BRUNDAGE Avery (1887 – 1975) États-Unis

BRUNDAGE Avery (1887 - 1975) États-Unis  Président du CIO de 1952 à 1972 Ardent défenseur du sport amateur, Avery Brundage est le

BRUNDAGE Avery (1887 – 1975) États-Unis 

Président du CIO de 1952 à 1972

Ardent défenseur du sport amateur, Avery Brundage est le premier président du CIO non européen et il était le seul jusqu’à l’élection de l’Africaine Kirsty Coventry en 2025.

Ancien président de l’Union Athlétique Internationale, Brundage avait participé aux Jeux de Stockholm 1912 comme pentathlonien. Il avait pris la sixième place de l’épreuve.

 

Les sympathies de l’homme d’affaires américain pour l’extrême droite, notamment un discours pronazi prononcé à son retour des Jeux olympiques de Berlin de 1936, ont assombri sa carrière et sa vie.

L’Allemagne a curieusement joué un rôle déterminant dans sa trajectoire au sein du CIO.
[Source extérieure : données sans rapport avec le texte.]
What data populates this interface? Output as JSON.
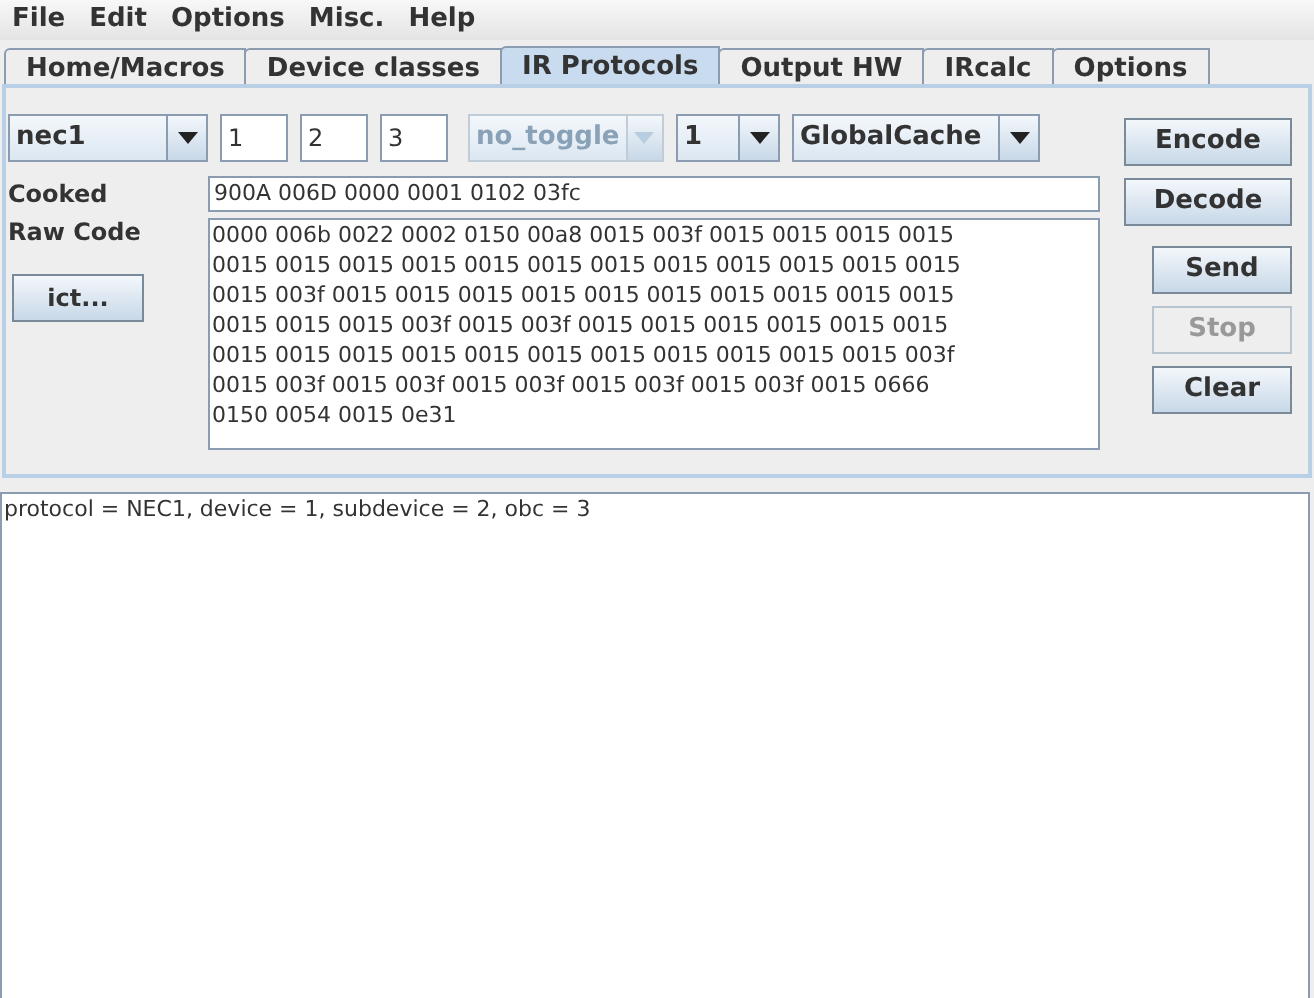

Il a été élu membre de l’organisation en 1936 à Berlin. Il a pris la tête du CIO en 1952 lors du retour de l’Allemagne aux Jeux olympiques après la Deuxième Guerre mondiale. Son mandat de président a pris fin avec l’attentat terroriste des Jeux olympiques de Munich de 1972.

 

Vingt années pendant lesquelles, il se fait quelques inimitiés auprès des sportifs, mais aussi auprès de la presse internationale.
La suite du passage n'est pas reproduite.